Here I will insert a major clue: As the brain interacts with its environment, synaptic circuits combine to form synaptic maps of the world perceived by the senses. These maps describe small segments of that world - shape, color, movement - and these maps are scattered throughout the brain. As the brain's synaptic network evolves, beginning at birth - or even before - these maps process information simultaneously and in parallel.

Based on our synaptic maps of the world, we are enabled to have a more or less objective view of reality.
Wow. Where to start with this doozy? I might leave the issue of the role our brains have in perception for a later post, as the key point I want to consider here is of the Universe being an objective reality that does exist.

So if I pick up a rock and drop it, and I perceive that it falls to the ground, this can be said to be an objective perception. If I believe that it has just floated up into space, despite the fact that it's sitting on the ground in front of me, then that can be said to be a subjective perception.

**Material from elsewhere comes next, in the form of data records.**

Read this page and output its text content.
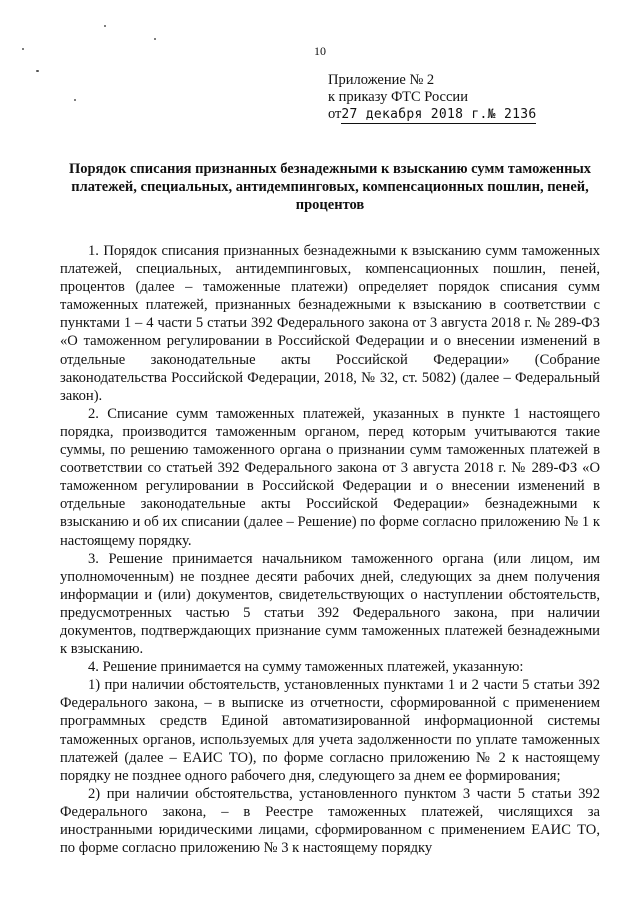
10
Приложение № 2
к приказу ФТС России
от27 декабря 2018 г.№ 2136
Порядок списания признанных безнадежными к взысканию сумм таможенных платежей, специальных, антидемпинговых, компенсационных пошлин, пеней, процентов

1. Порядок списания признанных безнадежными к взысканию сумм таможенных платежей, специальных, антидемпинговых, компенсационных пошлин, пеней, процентов (далее – таможенные платежи) определяет порядок списания сумм таможенных платежей, признанных безнадежными к взысканию в соответствии с пунктами 1 – 4 части 5 статьи 392 Федерального закона от 3 августа 2018 г. № 289-ФЗ «О таможенном регулировании в Российской Федерации и о внесении изменений в отдельные законодательные акты Российской Федерации» (Собрание законодательства Российской Федерации, 2018, № 32, ст. 5082) (далее – Федеральный закон).

2. Списание сумм таможенных платежей, указанных в пункте 1 настоящего порядка, производится таможенным органом, перед которым учитываются такие суммы, по решению таможенного органа о признании сумм таможенных платежей в соответствии со статьей 392 Федерального закона от 3 августа 2018 г. № 289-ФЗ «О таможенном регулировании в Российской Федерации и о внесении изменений в отдельные законодательные акты Российской Федерации» безнадежными к взысканию и об их списании (далее – Решение) по форме согласно приложению № 1 к настоящему порядку.

3. Решение принимается начальником таможенного органа (или лицом, им уполномоченным) не позднее десяти рабочих дней, следующих за днем получения информации и (или) документов, свидетельствующих о наступлении обстоятельств, предусмотренных частью 5 статьи 392 Федерального закона, при наличии документов, подтверждающих признание сумм таможенных платежей безнадежными к взысканию.

4. Решение принимается на сумму таможенных платежей, указанную:

1) при наличии обстоятельств, установленных пунктами 1 и 2 части 5 статьи 392 Федерального закона, – в выписке из отчетности, сформированной с применением программных средств Единой автоматизированной информационной системы таможенных органов, используемых для учета задолженности по уплате таможенных платежей (далее – ЕАИС ТО), по форме согласно приложению № 2 к настоящему порядку не позднее одного рабочего дня, следующего за днем ее формирования;

2) при наличии обстоятельства, установленного пунктом 3 части 5 статьи 392 Федерального закона, – в Реестре таможенных платежей, числящихся за иностранными юридическими лицами, сформированном с применением ЕАИС ТО, по форме согласно приложению № 3 к настоящему порядку
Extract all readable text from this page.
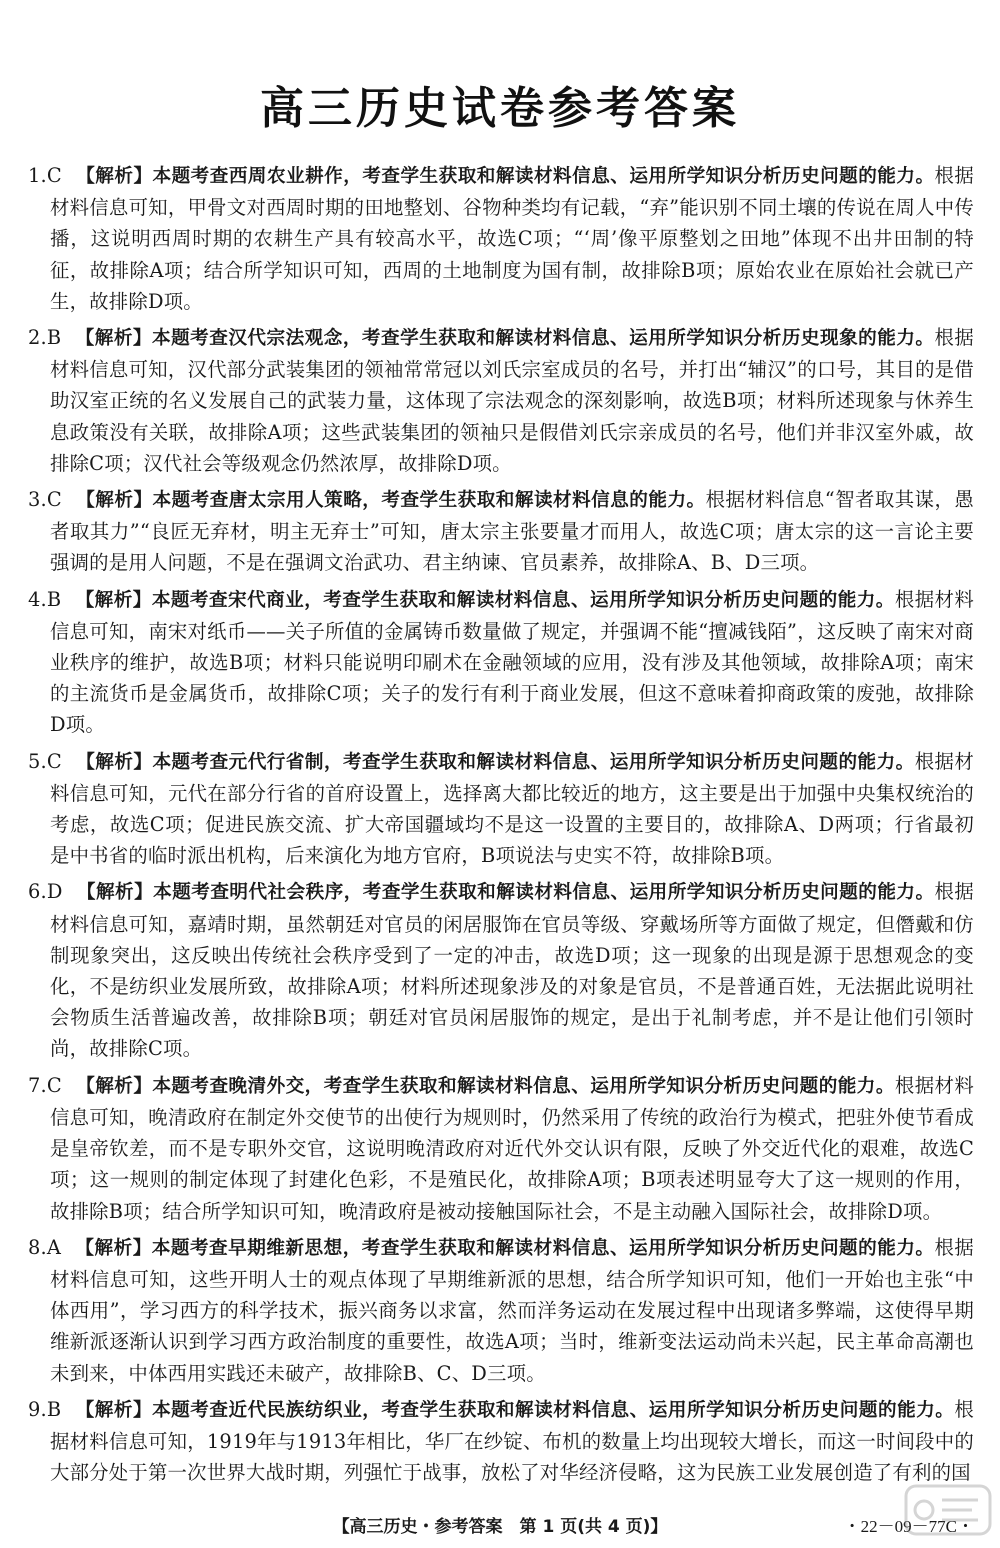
高三历史试卷参考答案
1.C 【解析】本题考查西周农业耕作，考查学生获取和解读材料信息、运用所学知识分析历史问题的能力。根据材料信息可知，甲骨文对西周时期的田地整划、谷物种类均有记载，“弃”能识别不同土壤的传说在周人中传播，这说明西周时期的农耕生产具有较高水平，故选C项；“‘周’像平原整划之田地”体现不出井田制的特征，故排除A项；结合所学知识可知，西周的土地制度为国有制，故排除B项；原始农业在原始社会就已产生，故排除D项。
2.B 【解析】本题考查汉代宗法观念，考查学生获取和解读材料信息、运用所学知识分析历史现象的能力。根据材料信息可知，汉代部分武装集团的领袖常常冠以刘氏宗室成员的名号，并打出“辅汉”的口号，其目的是借助汉室正统的名义发展自己的武装力量，这体现了宗法观念的深刻影响，故选B项；材料所述现象与休养生息政策没有关联，故排除A项；这些武装集团的领袖只是假借刘氏宗亲成员的名号，他们并非汉室外戚，故排除C项；汉代社会等级观念仍然浓厚，故排除D项。
3.C 【解析】本题考查唐太宗用人策略，考查学生获取和解读材料信息的能力。根据材料信息“智者取其谋，愚者取其力”“良匠无弃材，明主无弃士”可知，唐太宗主张要量才而用人，故选C项；唐太宗的这一言论主要强调的是用人问题，不是在强调文治武功、君主纳谏、官员素养，故排除A、B、D三项。
4.B 【解析】本题考查宋代商业，考查学生获取和解读材料信息、运用所学知识分析历史问题的能力。根据材料信息可知，南宋对纸币——关子所值的金属铸币数量做了规定，并强调不能“擅减钱陌”，这反映了南宋对商业秩序的维护，故选B项；材料只能说明印刷术在金融领域的应用，没有涉及其他领域，故排除A项；南宋的主流货币是金属货币，故排除C项；关子的发行有利于商业发展，但这不意味着抑商政策的废弛，故排除D项。
5.C 【解析】本题考查元代行省制，考查学生获取和解读材料信息、运用所学知识分析历史问题的能力。根据材料信息可知，元代在部分行省的首府设置上，选择离大都比较近的地方，这主要是出于加强中央集权统治的考虑，故选C项；促进民族交流、扩大帝国疆域均不是这一设置的主要目的，故排除A、D两项；行省最初是中书省的临时派出机构，后来演化为地方官府，B项说法与史实不符，故排除B项。
6.D 【解析】本题考查明代社会秩序，考查学生获取和解读材料信息、运用所学知识分析历史问题的能力。根据材料信息可知，嘉靖时期，虽然朝廷对官员的闲居服饰在官员等级、穿戴场所等方面做了规定，但僭戴和仿制现象突出，这反映出传统社会秩序受到了一定的冲击，故选D项；这一现象的出现是源于思想观念的变化，不是纺织业发展所致，故排除A项；材料所述现象涉及的对象是官员，不是普通百姓，无法据此说明社会物质生活普遍改善，故排除B项；朝廷对官员闲居服饰的规定，是出于礼制考虑，并不是让他们引领时尚，故排除C项。
7.C 【解析】本题考查晚清外交，考查学生获取和解读材料信息、运用所学知识分析历史问题的能力。根据材料信息可知，晚清政府在制定外交使节的出使行为规则时，仍然采用了传统的政治行为模式，把驻外使节看成是皇帝钦差，而不是专职外交官，这说明晚清政府对近代外交认识有限，反映了外交近代化的艰难，故选C项；这一规则的制定体现了封建化色彩，不是殖民化，故排除A项；B项表述明显夸大了这一规则的作用，故排除B项；结合所学知识可知，晚清政府是被动接触国际社会，不是主动融入国际社会，故排除D项。
8.A 【解析】本题考查早期维新思想，考查学生获取和解读材料信息、运用所学知识分析历史问题的能力。根据材料信息可知，这些开明人士的观点体现了早期维新派的思想，结合所学知识可知，他们一开始也主张“中体西用”，学习西方的科学技术，振兴商务以求富，然而洋务运动在发展过程中出现诸多弊端，这使得早期维新派逐渐认识到学习西方政治制度的重要性，故选A项；当时，维新变法运动尚未兴起，民主革命高潮也未到来，中体西用实践还未破产，故排除B、C、D三项。
9.B 【解析】本题考查近代民族纺织业，考查学生获取和解读材料信息、运用所学知识分析历史问题的能力。根据材料信息可知，1919年与1913年相比，华厂在纱锭、布机的数量上均出现较大增长，而这一时间段中的大部分处于第一次世界大战时期，列强忙于战事，放松了对华经济侵略，这为民族工业发展创造了有利的国
【高三历史・参考答案　第 1 页(共 4 页)】	・22－09－77C・
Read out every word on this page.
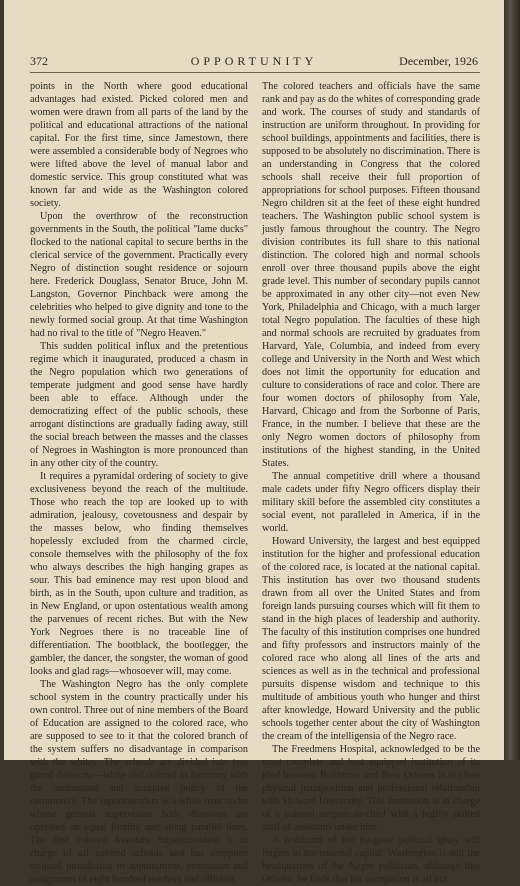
372	OPPORTUNITY	December, 1926

points in the North where good educational advantages had existed. Picked colored men and women were drawn from all parts of the land by the political and educational attractions of the national capital. For the first time, since Jamestown, there were assembled a considerable body of Negroes who were lifted above the level of manual labor and domestic service. This group constituted what was known far and wide as the Washington colored society.

Upon the overthrow of the reconstruction governments in the South, the political "lame ducks" flocked to the national capital to secure berths in the clerical service of the government. Practically every Negro of distinction sought residence or sojourn here. Frederick Douglass, Senator Bruce, John M. Langston, Governor Pinchback were among the celebrities who helped to give dignity and tone to the newly formed social group. At that time Washington had no rival to the title of "Negro Heaven."

This sudden political influx and the pretentious regime which it inaugurated, produced a chasm in the Negro population which two generations of temperate judgment and good sense have hardly been able to efface. Although under the democratizing effect of the public schools, these arrogant distinctions are gradually fading away, still the social breach between the masses and the classes of Negroes in Washington is more pronounced than in any other city of the country.

It requires a pyramidal ordering of society to give exclusiveness beyond the reach of the multitude. Those who reach the top are looked up to with admiration, jealousy, covetousness and despair by the masses below, who finding themselves hopelessly excluded from the charmed circle, console themselves with the philosophy of the fox who always describes the high hanging grapes as sour. This bad eminence may rest upon blood and birth, as in the South, upon culture and tradition, as in New England, or upon ostentatious wealth among the parvenues of recent riches. But with the New York Negroes there is no traceable line of differentiation. The bootblack, the bootlegger, the gambler, the dancer, the songster, the woman of good looks and glad rags—whosoever will, may come.

The Washington Negro has the only complete school system in the country practically under his own control. Three out of nine members of the Board of Education are assigned to the colored race, who are supposed to see to it that the colored branch of the system suffers no disadvantage in comparison with the whites. The schools are divided into two grand divisions—white and colored in harmony with the understood and accepted policy of the community. The superintendent is a white man under whose general supervision both divisions are operated on equal footing and along parallel lines. The first colored Assistant Superintendent is in charge of all colored schools and has complete original jurisdiction in appointment, promotion and assignment of eight hundred teachers and officials.

The colored teachers and officials have the same rank and pay as do the whites of corresponding grade and work. The courses of study and standards of instruction are uniform throughout. In providing for school buildings, appointments and facilities, there is supposed to be absolutely no discrimination. There is an understanding in Congress that the colored schools shall receive their full proportion of appropriations for school purposes. Fifteen thousand Negro children sit at the feet of these eight hundred teachers. The Washington public school system is justly famous throughout the country. The Negro division contributes its full share to this national distinction. The colored high and normal schools enroll over three thousand pupils above the eight grade level. This number of secondary pupils cannot be approximated in any other city—not even New York, Philadelphia and Chicago, with a much larger total Negro population. The faculties of these high and normal schools are recruited by graduates from Harvard, Yale, Columbia, and indeed from every college and University in the North and West which does not limit the opportunity for education and culture to considerations of race and color. There are four women doctors of philosophy from Yale, Harvard, Chicago and from the Sorbonne of Paris, France, in the number. I believe that these are the only Negro women doctors of philosophy from institutions of the highest standing, in the United States.

The annual competitive drill where a thousand male cadets under fifty Negro officers display their military skill before the assembled city constitutes a social event, not paralleled in America, if in the world.

Howard University, the largest and best equipped institution for the higher and professional education of the colored race, is located at the national capital. This institution has over two thousand students drawn from all over the United States and from foreign lands pursuing courses which will fit them to stand in the high places of leadership and authority. The faculty of this institution comprises one hundred and fifty professors and instructors mainly of the colored race who along all lines of the arts and sciences as well as in the technical and professional pursuits dispense wisdom and technique to this multitude of ambitious youth who hunger and thirst after knowledge, Howard University and the public schools together center about the city of Washington the cream of the intelligensia of the Negro race.

The Freedmens Hospital, acknowledged to be the most complete and best equipped institution of its kind between Baltimore and New Orleans is in close physical juxtaposition and professional relationship with Howard University. This institution is in charge of a colored surgeon-in-chief with a highly skilled staff of assistants under him.

A residuum of the by-gone political glory still lingers in the national capital. Washington is still the headquarters of the Negro politician, although like Othello, he finds that his occupation is all but
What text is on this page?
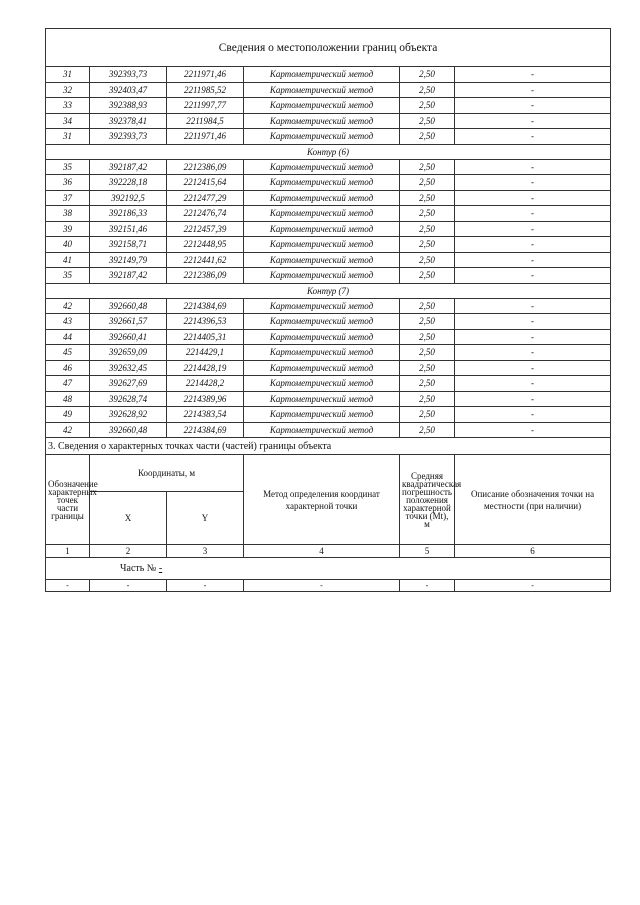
Сведения о местоположении границ объекта					
31	392393,73	2211971,46	Картометрический метод	2,50	-
32	392403,47	2211985,52	Картометрический метод	2,50	-
33	392388,93	2211997,77	Картометрический метод	2,50	-
34	392378,41	2211984,5	Картометрический метод	2,50	-
31	392393,73	2211971,46	Картометрический метод	2,50	-
Контур (6)					
35	392187,42	2212386,09	Картометрический метод	2,50	-
36	392228,18	2212415,64	Картометрический метод	2,50	-
37	392192,5	2212477,29	Картометрический метод	2,50	-
38	392186,33	2212476,74	Картометрический метод	2,50	-
39	392151,46	2212457,39	Картометрический метод	2,50	-
40	392158,71	2212448,95	Картометрический метод	2,50	-
41	392149,79	2212441,62	Картометрический метод	2,50	-
35	392187,42	2212386,09	Картометрический метод	2,50	-
Контур (7)					
42	392660,48	2214384,69	Картометрический метод	2,50	-
43	392661,57	2214396,53	Картометрический метод	2,50	-
44	392660,41	2214405,31	Картометрический метод	2,50	-
45	392659,09	2214429,1	Картометрический метод	2,50	-
46	392632,45	2214428,19	Картометрический метод	2,50	-
47	392627,69	2214428,2	Картометрический метод	2,50	-
48	392628,74	2214389,96	Картометрический метод	2,50	-
49	392628,92	2214383,54	Картометрический метод	2,50	-
42	392660,48	2214384,69	Картометрический метод	2,50	-
3. Сведения о характерных точках части (частей) границы объекта					
Обозначение характерных точек части границы	Координаты, м		Метод определения координат характерной точки	Средняя квадратическая погрешность положения характерной точки (Mt), м	Описание обозначения точки на местности (при наличии)
	X	Y			
1	2	3	4	5	6
Часть № -					
-	-	-	-	-	-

This is all well and good for rock-watching, but things become a little less clear-cut when discussing things like politics, religion, sex, or any other topic liable to have people insisting on the existence of floating rocks.

Or maybe rocks can float?

I wonder what the Universe sees when it looks at itself? Surely a lot of things a hell of a lot more interesting than "Reality" Television. (Or probably any television).

Anyway, I think that's a pretty good definition of Truth - the actual state of the Universe as observed by itself, not by individual human beings engaged in creative doublethink, which, (let's be honest here), we do pretty much all the time. Are we capable of seeing ourselves as the Universe sees us - knowing the Truth about ourselves? And from there seeing the truth about others, even whole societies and ultimately ourselves as a planet-bound species?

I'll leave those ones for you to ponder.